Most comprehensive climate change review to date warns of risks to children, with Unicef arguing that children have been largely left out of the debate so far
Children will bear the brunt of the impact of climate change because of their increased risk of health problems, malnutrition and migration, according to a new study published on Monday. And food prices are likely to soar as a result of warming, undoing the progress made in combating world hunger.
They are expected to warn that climate change is almost certainly caused by human actions, and that it will lead to a global temperature rise likely to top 2C, with related effects including the shrinking of the Arctic ice cap and glaciers, a rise in sea level by nearly 1 metre by the end of this century and more extreme rainfall in parts of the globe.
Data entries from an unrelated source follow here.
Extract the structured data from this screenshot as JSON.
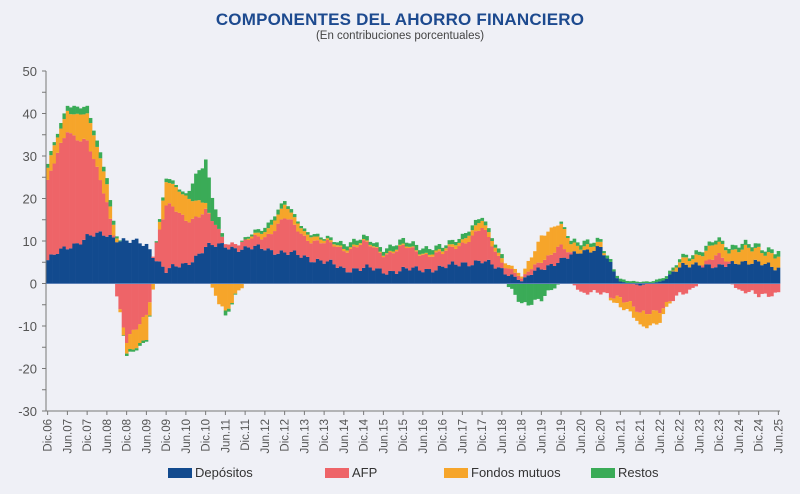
{
  "chart_data": {
    "type": "bar",
    "stacked": true,
    "title": "COMPONENTES DEL AHORRO FINANCIERO",
    "subtitle": "(En contribuciones porcentuales)",
    "xlabel": "",
    "ylabel": "",
    "ylim": [
      -30,
      50
    ],
    "yticks": [
      "50",
      "40",
      "30",
      "20",
      "10",
      "0",
      "-10",
      "-20",
      "-30"
    ],
    "categories": [
      "Dic.06",
      "Jun.07",
      "Dic.07",
      "Jun.08",
      "Dic.08",
      "Jun.09",
      "Dic.09",
      "Jun.10",
      "Dic.10",
      "Jun.11",
      "Dic.11",
      "Jun.12",
      "Dic.12",
      "Jun.13",
      "Dic.13",
      "Jun.14",
      "Dic.14",
      "Jun.15",
      "Dic.15",
      "Jun.16",
      "Dic.16",
      "Jun.17",
      "Dic.17",
      "Jun.18",
      "Dic.18",
      "Jun.19",
      "Dic.19",
      "Jun.20",
      "Dic.20",
      "Jun.21",
      "Dic.21",
      "Jun.22",
      "Dic.22",
      "Jun.23",
      "Dic.23",
      "Jun.24",
      "Dic.24",
      "Jun.25"
    ],
    "series": [
      {
        "name": "Depósitos",
        "color": "#124a8e",
        "values": [
          5.5,
          8.5,
          11,
          11.5,
          10,
          9,
          3,
          4.5,
          8.5,
          9,
          8,
          8.5,
          7,
          6.5,
          5,
          3.5,
          3.5,
          3,
          3,
          3.5,
          3.5,
          5,
          5,
          3.5,
          0.5,
          4,
          5,
          8,
          8,
          0.5,
          -0.5,
          0.5,
          3.5,
          5,
          3.5,
          5.5,
          4.5,
          4
        ]
      },
      {
        "name": "AFP",
        "color": "#ee6468",
        "values": [
          18,
          28,
          22,
          8,
          -14,
          -7,
          15,
          11,
          8,
          1,
          1.5,
          3,
          8,
          5,
          4,
          5,
          5.5,
          4.5,
          5,
          4,
          3,
          5,
          7.5,
          2,
          0.5,
          2,
          3,
          -2,
          -2.5,
          -3,
          -7,
          -6,
          -3,
          0,
          2.5,
          -1.5,
          -3,
          -2
        ]
      },
      {
        "name": "Fondos mutuos",
        "color": "#f6a52a",
        "values": [
          3,
          5,
          6,
          5,
          -3.5,
          -5,
          5,
          6,
          1.5,
          -6.5,
          0,
          1.5,
          2.5,
          1.5,
          0.5,
          0.5,
          0.3,
          0.3,
          0.3,
          0.3,
          0.5,
          1,
          1.5,
          1,
          0.5,
          6,
          5,
          1,
          1,
          -2,
          -3,
          -2.5,
          1.5,
          2,
          3,
          3,
          3,
          3
        ]
      },
      {
        "name": "Restos",
        "color": "#3aab57",
        "values": [
          0.8,
          1.5,
          1.5,
          1.5,
          -0.5,
          -0.5,
          1,
          0.5,
          10,
          -1,
          0.5,
          1,
          1,
          0.5,
          0.5,
          1,
          1,
          1,
          1.2,
          1.2,
          1,
          1,
          1,
          0.8,
          -4.5,
          -4,
          0.5,
          1,
          0.8,
          0.5,
          0.5,
          0.5,
          0.8,
          0.8,
          1,
          1,
          1,
          1
        ]
      }
    ],
    "legend_position": "bottom",
    "grid": false
  }
}
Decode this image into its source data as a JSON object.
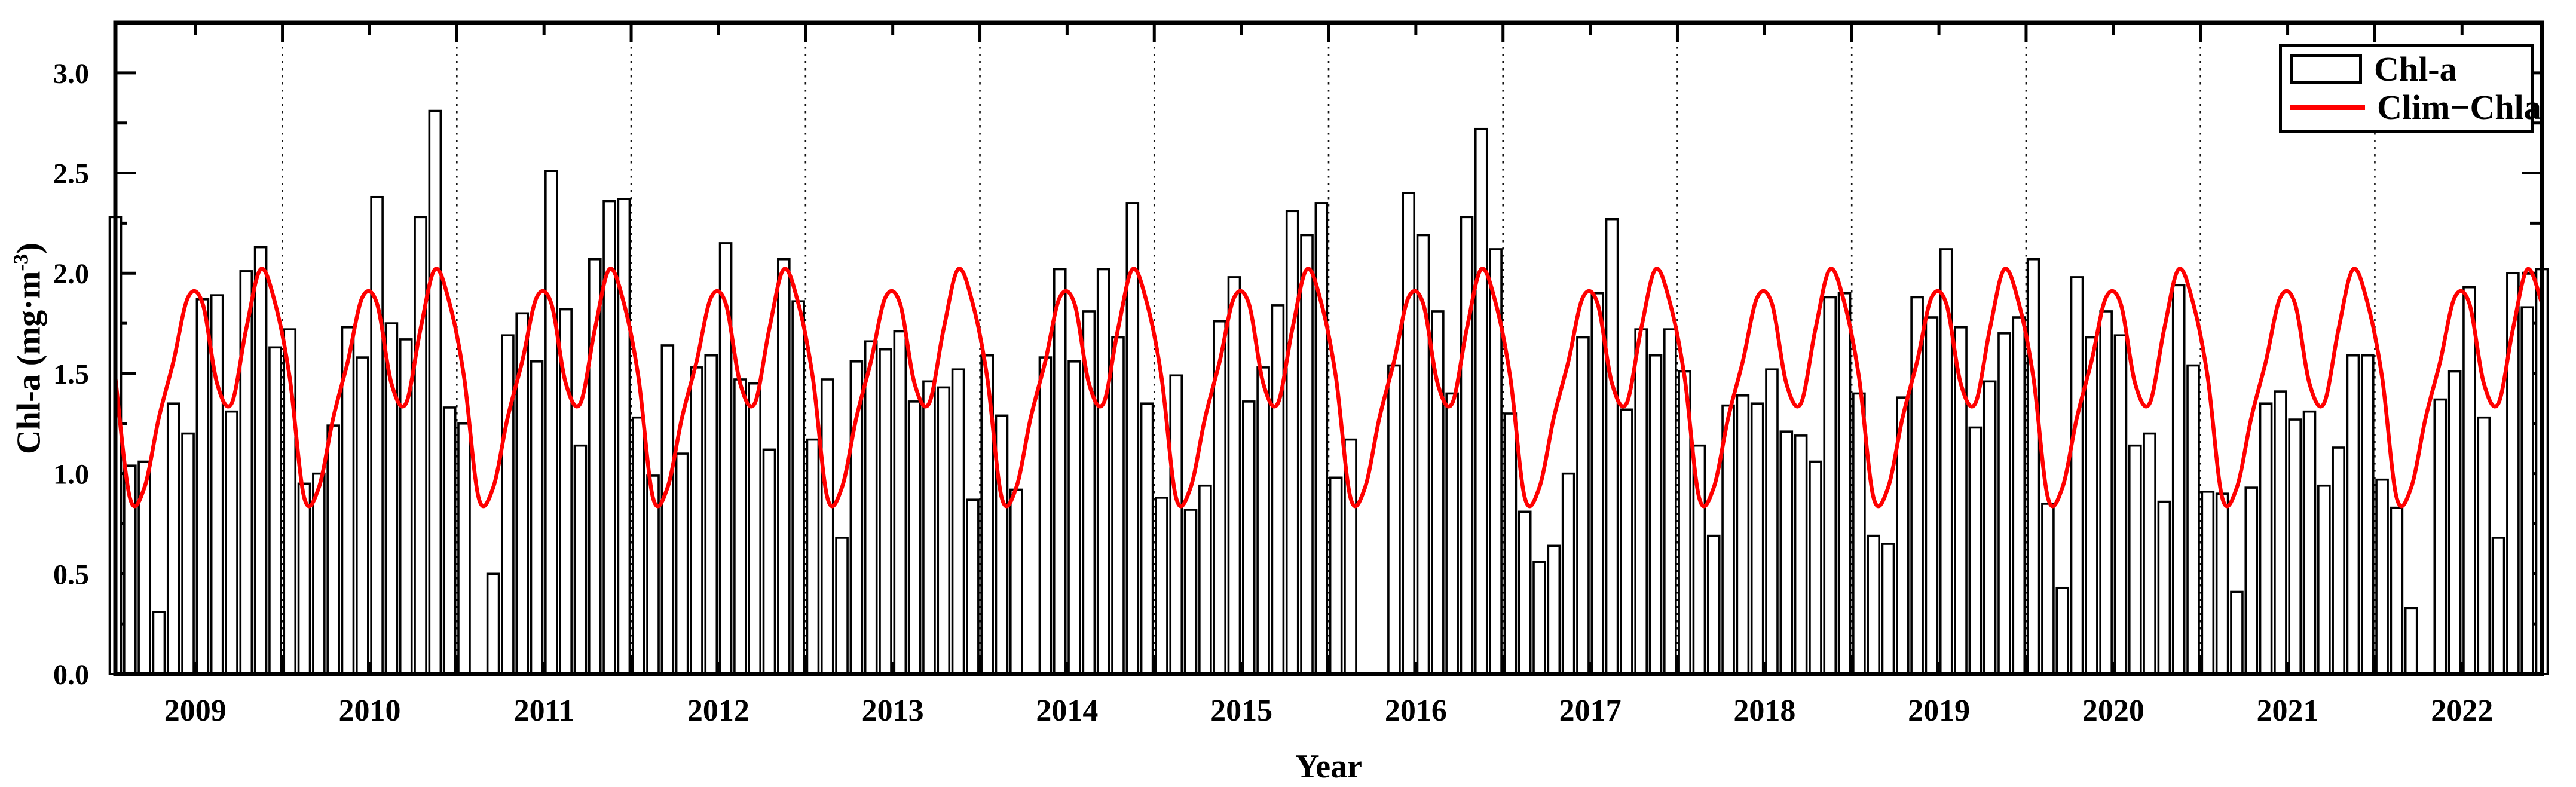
{
  "figure": {
    "xlabel": "Year",
    "ylabel": {
      "pre": "Chl-a (mg·m",
      "sup": "-3",
      "post": ")"
    },
    "legend": [
      {
        "label": "Chl-a",
        "swatch": "open-bar-rectangle",
        "color": "#000000"
      },
      {
        "label": "Clim−Chla",
        "swatch": "line",
        "color": "#ff0000"
      }
    ]
  },
  "style": {
    "frame_color": "#000000",
    "bar_fill": "#ffffff",
    "bar_stroke": "#000000",
    "line_color": "#ff0000",
    "background": "#ffffff"
  },
  "chart_data": {
    "type": "bar+line",
    "xlabel": "Year",
    "ylabel": "Chl-a (mg·m-3)",
    "ylim": [
      0,
      3.25
    ],
    "yticks": [
      0.0,
      0.5,
      1.0,
      1.5,
      2.0,
      2.5,
      3.0
    ],
    "y_minor_step": 0.25,
    "x_range": "Jan 2009 - Dec 2022",
    "grid": "dotted vertical line at each January (year boundary)",
    "legend_position": "top-right",
    "years": [
      2009,
      2010,
      2011,
      2012,
      2013,
      2014,
      2015,
      2016,
      2017,
      2018,
      2019,
      2020,
      2021,
      2022
    ],
    "bar_series": {
      "name": "Chl-a",
      "units": "mg·m-3",
      "monthly_values_by_year": {
        "2009": [
          2.28,
          1.04,
          1.06,
          0.31,
          1.35,
          1.2,
          1.87,
          1.89,
          1.31,
          2.01,
          2.13,
          1.63
        ],
        "2010": [
          1.72,
          0.95,
          1.0,
          1.24,
          1.73,
          1.58,
          2.38,
          1.75,
          1.67,
          2.28,
          2.81,
          1.33
        ],
        "2011": [
          1.25,
          null,
          0.5,
          1.69,
          1.8,
          1.56,
          2.51,
          1.82,
          1.14,
          2.07,
          2.36,
          2.37
        ],
        "2012": [
          1.28,
          0.99,
          1.64,
          1.1,
          1.53,
          1.59,
          2.15,
          1.47,
          1.45,
          1.12,
          2.07,
          1.86
        ],
        "2013": [
          1.17,
          1.47,
          0.68,
          1.56,
          1.66,
          1.62,
          1.71,
          1.36,
          1.46,
          1.43,
          1.52,
          0.87
        ],
        "2014": [
          1.59,
          1.29,
          0.92,
          null,
          1.58,
          2.02,
          1.56,
          1.81,
          2.02,
          1.68,
          2.35,
          1.35
        ],
        "2015": [
          0.88,
          1.49,
          0.82,
          0.94,
          1.76,
          1.98,
          1.36,
          1.53,
          1.84,
          2.31,
          2.19,
          2.35
        ],
        "2016": [
          0.98,
          1.17,
          null,
          null,
          1.54,
          2.4,
          2.19,
          1.81,
          1.4,
          2.28,
          2.72,
          2.12
        ],
        "2017": [
          1.3,
          0.81,
          0.56,
          0.64,
          1.0,
          1.68,
          1.9,
          2.27,
          1.32,
          1.72,
          1.59,
          1.72
        ],
        "2018": [
          1.51,
          1.14,
          0.69,
          1.34,
          1.39,
          1.35,
          1.52,
          1.21,
          1.19,
          1.06,
          1.88,
          1.9
        ],
        "2019": [
          1.4,
          0.69,
          0.65,
          1.38,
          1.88,
          1.78,
          2.12,
          1.73,
          1.23,
          1.46,
          1.7,
          1.78
        ],
        "2020": [
          2.07,
          0.85,
          0.43,
          1.98,
          1.68,
          1.81,
          1.69,
          1.14,
          1.2,
          0.86,
          1.94,
          1.54
        ],
        "2021": [
          0.91,
          0.9,
          0.41,
          0.93,
          1.35,
          1.41,
          1.27,
          1.31,
          0.94,
          1.13,
          1.59,
          1.59
        ],
        "2022": [
          0.97,
          0.83,
          0.33,
          null,
          1.37,
          1.51,
          1.93,
          1.28,
          0.68,
          2.0,
          1.83,
          2.02
        ]
      }
    },
    "line_series": {
      "name": "Clim−Chla",
      "color": "#ff0000",
      "description": "monthly climatology, identical cycle repeated every year",
      "monthly_climatology": [
        1.48,
        0.88,
        0.93,
        1.28,
        1.56,
        1.88,
        1.85,
        1.45,
        1.35,
        1.72,
        2.02,
        1.85
      ]
    }
  }
}
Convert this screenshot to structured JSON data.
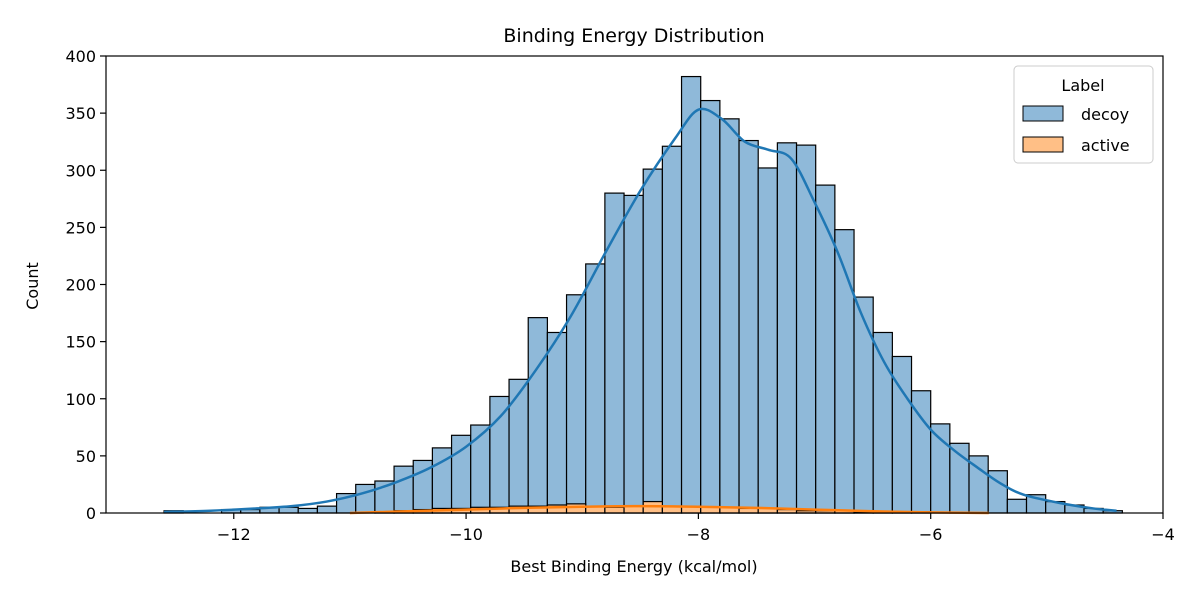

Unicef argues that, although children are more vulnerable to the effects of global warming, they have been largely left out of the debate. "We are hurtling towards a future where the gains being made for the world's children are threatened and their health, wellbeing, livelihoods and survival are compromised … despite being the least responsible for the causes," said David Bull, Unicef's UK executive director. "We need to listen to them."
Unicef estimates that 25 million more children will suffer malnourishment because of climate change, with a further 100 million suffering food insecurity, where they and their families are on the verge of running out. Children among the 150-200 million people estimated to have to flee their homes because of climate change will suffer more than adults because of their relative lack of resources and higher vulnerability to disease. In heatwaves, likely to grow more intense and frequent under climate change, babies and small children are more likely to die or suffer heatstroke because they find it difficult to regulate their body heat.